Antibiotics as Global Climate: Kyoto vs. Montreal
Suppose we think of antibiotics like clean air. We all want to have access to them and we think future generations ought to have access as well. However, suppose a sustainable usage of antibiotics requires all nations to make minor sacrifices (from more expensive meat to not having quick access to broad-spectrum antibiotics). How do we motivate nations to cooperate (for instance, signing a treaty and being monitored for compliance)? One natural place to look for a possible solution to NPD at a global level is to adopt lessons learned from international treaties on pollution control. Looking to the Montreal and Kyoto Protocols as models of successful and unsuccessful international efforts, respectively, Jonny Anomaly outlines a number of features that make a treaty more likely to succeed (Anomaly 2010). They are:
1. Flexibility: goals must be adjustable on the fly and nations must be able to meet goals in a variety of ways (e.g., cap and trade, taxes, etc.).
2. Signatories must perceive the burdens as being distributed in a fair way and beneficial to all participants by effective use of carrots and sticks.
The Kyoto Protocol places a significant burden on industrialized nations to cut emissions of greenhouse gases while allowing nations with smaller per capita GDP (including China) exemptions. The result was the creation of free-rider states and the withdrawal of large industrialized nations who felt they were shouldering most of the burden of cutting emissions. The Kyoto Protocol also lacked the necessary flexibility. As Asian countries began to absorb migration of heavy industries from developed nations, the Kyoto Protocol could not adjust and restrict new emitters (e.g., China and India) of greenhouse gases who had been exempted from the treaty. The cuts by industrialized nations that remained parties to the protocols have been dwarfed by emissions from China and other parts of Asia, South America, and Africa. Worldwide emissions of greenhouse gases have gone up by 50% since 1990 even though US contribution has decreased from 66% to 50% (Schiermeier 2012).
Contrast the failure of the Kyoto Protocol with the success of the Montreal Protocol—a treaty strongly advocated by conservative political leaders like Ronald Reagan and Margaret Thatcher. The Montreal Protocol aimed to limit production of ozone-depleting gases and does so by first creating incentives for small nations to sign on (Gillis 2013). When a non-developed country becomes a signatory, it immediately receives subsidies to help it create non-ozone-depleting alternatives. The treaty also imposes trade restrictions between those countries that have signed on and those that have not. However, the restriction does not kick in until a critical mass of nations has signed on to the treaty. The result was that after the initial surge of small nations signing on (motivated by subsidies), larger nations had a disincentive to remain on the sidelines. The Montreal Protocol has been held up as a model of an international treaty that provides flexible carrots and sticks to all nations to sign on while minimizing free riders in a game of NPD.
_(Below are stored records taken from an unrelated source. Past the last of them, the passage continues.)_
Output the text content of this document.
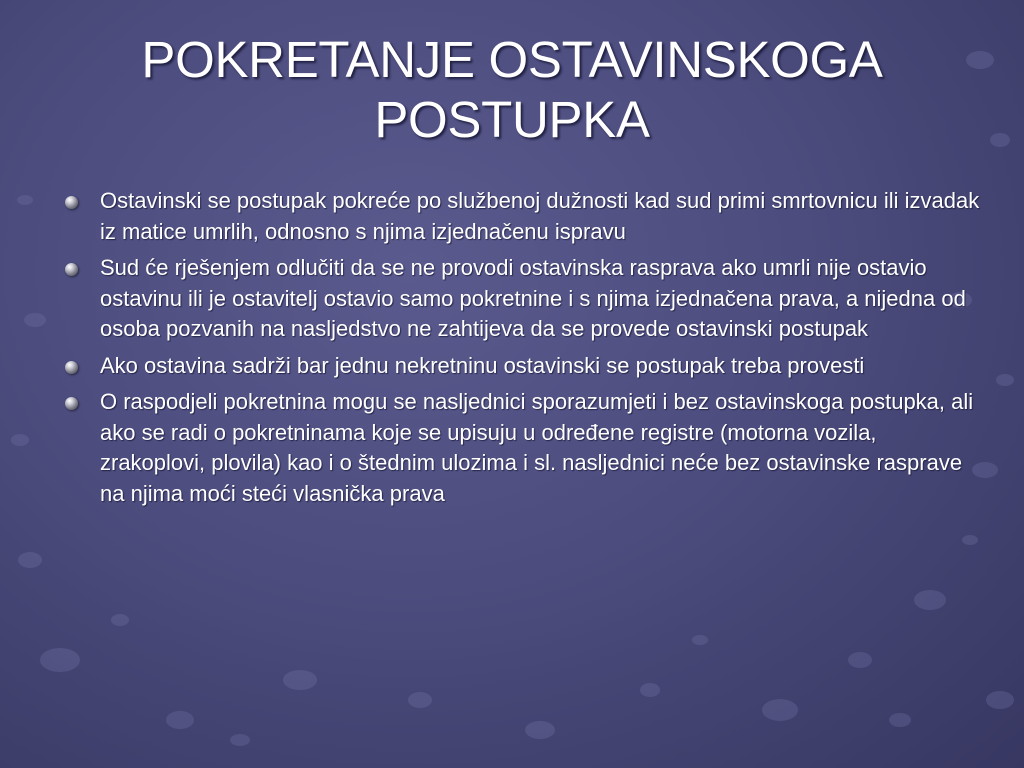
POKRETANJE OSTAVINSKOGA
POSTUPKA
Ostavinski se postupak pokreće po službenoj dužnosti kad sud primi smrtovnicu ili izvadak iz matice umrlih, odnosno s njima izjednačenu ispravu
Sud će rješenjem odlučiti da se ne provodi ostavinska rasprava ako umrli nije ostavio ostavinu ili je ostavitelj ostavio samo pokretnine i s njima izjednačena prava, a nijedna od osoba pozvanih na nasljedstvo ne zahtijeva da se provede ostavinski postupak
Ako ostavina sadrži bar jednu nekretninu ostavinski se postupak treba provesti
O raspodjeli pokretnina mogu se nasljednici sporazumjeti i bez ostavinskoga postupka, ali ako se radi o pokretninama koje se upisuju u određene registre (motorna vozila, zrakoplovi, plovila) kao i o štednim ulozima i sl. nasljednici neće bez ostavinske rasprave na njima moći steći vlasnička prava
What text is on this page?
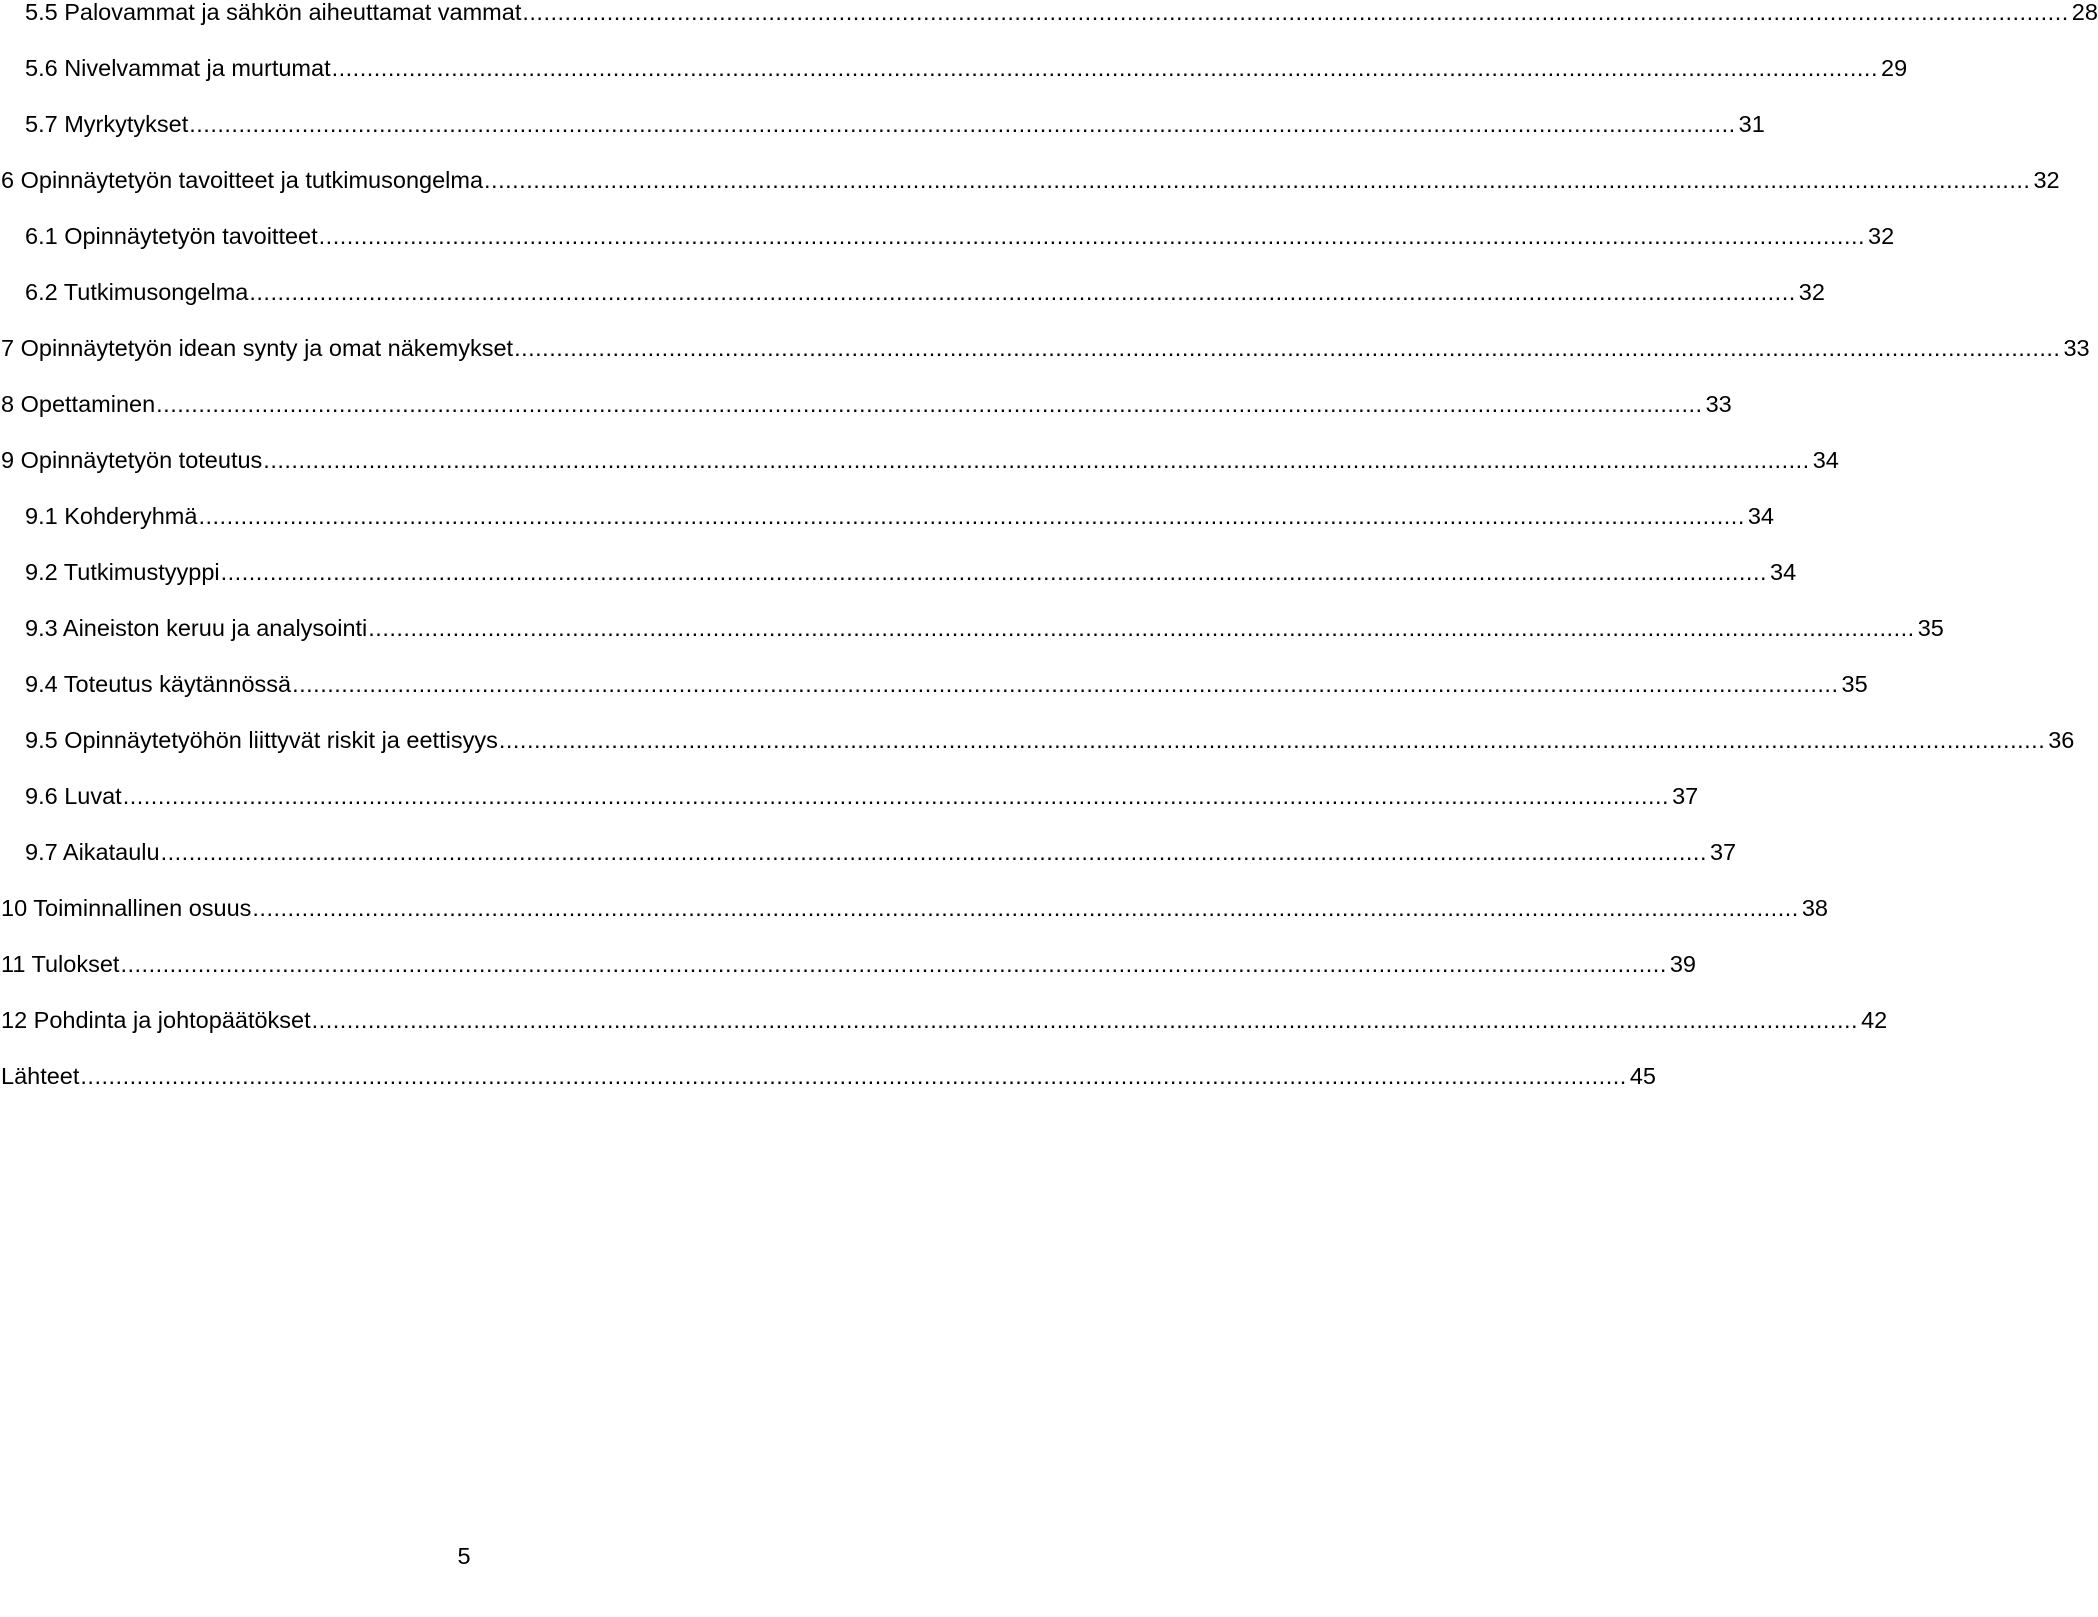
5.5 Palovammat ja sähkön aiheuttamat vammat ............................................................................................................................................................................................................................ 28
5.6 Nivelvammat ja murtumat ............................................................................................................................................................................................................................ 29
5.7 Myrkytykset ............................................................................................................................................................................................................................ 31
6 Opinnäytetyön tavoitteet ja tutkimusongelma ............................................................................................................................................................................................................................ 32
6.1 Opinnäytetyön tavoitteet ............................................................................................................................................................................................................................ 32
6.2 Tutkimusongelma ............................................................................................................................................................................................................................ 32
7 Opinnäytetyön idean synty ja omat näkemykset ............................................................................................................................................................................................................................ 33
8 Opettaminen ............................................................................................................................................................................................................................ 33
9 Opinnäytetyön toteutus ............................................................................................................................................................................................................................ 34
9.1 Kohderyhmä ............................................................................................................................................................................................................................ 34
9.2 Tutkimustyyppi ............................................................................................................................................................................................................................ 34
9.3 Aineiston keruu ja analysointi ............................................................................................................................................................................................................................ 35
9.4 Toteutus käytännössä ............................................................................................................................................................................................................................ 35
9.5 Opinnäytetyöhön liittyvät riskit ja eettisyys ............................................................................................................................................................................................................................ 36
9.6 Luvat ............................................................................................................................................................................................................................ 37
9.7 Aikataulu ............................................................................................................................................................................................................................ 37
10 Toiminnallinen osuus ............................................................................................................................................................................................................................ 38
11 Tulokset ............................................................................................................................................................................................................................ 39
12 Pohdinta ja johtopäätökset ............................................................................................................................................................................................................................ 42
Lähteet ............................................................................................................................................................................................................................ 45
5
As Anomaly rightly points out, however, controlling ozone-depleting gases presents a set of challenges different from instituting a sustainable antibiotic global policy. For starters, there are currently no effective alternatives to antibiotics that are of similar costs. In addition, unlike the elimination of ozone-depleting gases, restricting access to, say, broad-spectrum antibiotics can have immediate and serious implications to individuals’ welfare. Internal political pressure would be of a different magnitude: trade restrictions might not be sufficient to motivate a citizen to forgo beneficial antibiotics. Monitoring antibiotic usage (i.e., compliance with a treaty) might also present far more logistical problems. Unlike a blanket prohibition of ozone-depleting gases like chlorofluorocarbon (CFC), for example, detecting inappropriate use of antibiotics would require close monitoring at the clinical level to determine if a particular prescription of antibiotic is appropriate. Given the fact that even nations that have robust healthcare monitoring systems like the United Kingdom and the United States have had an exceedingly difficult time gathering data on antibiotic usage domestically, the mechanism necessary for a global monitoring of antibiotic usage would be tremendously complex and resource intensive.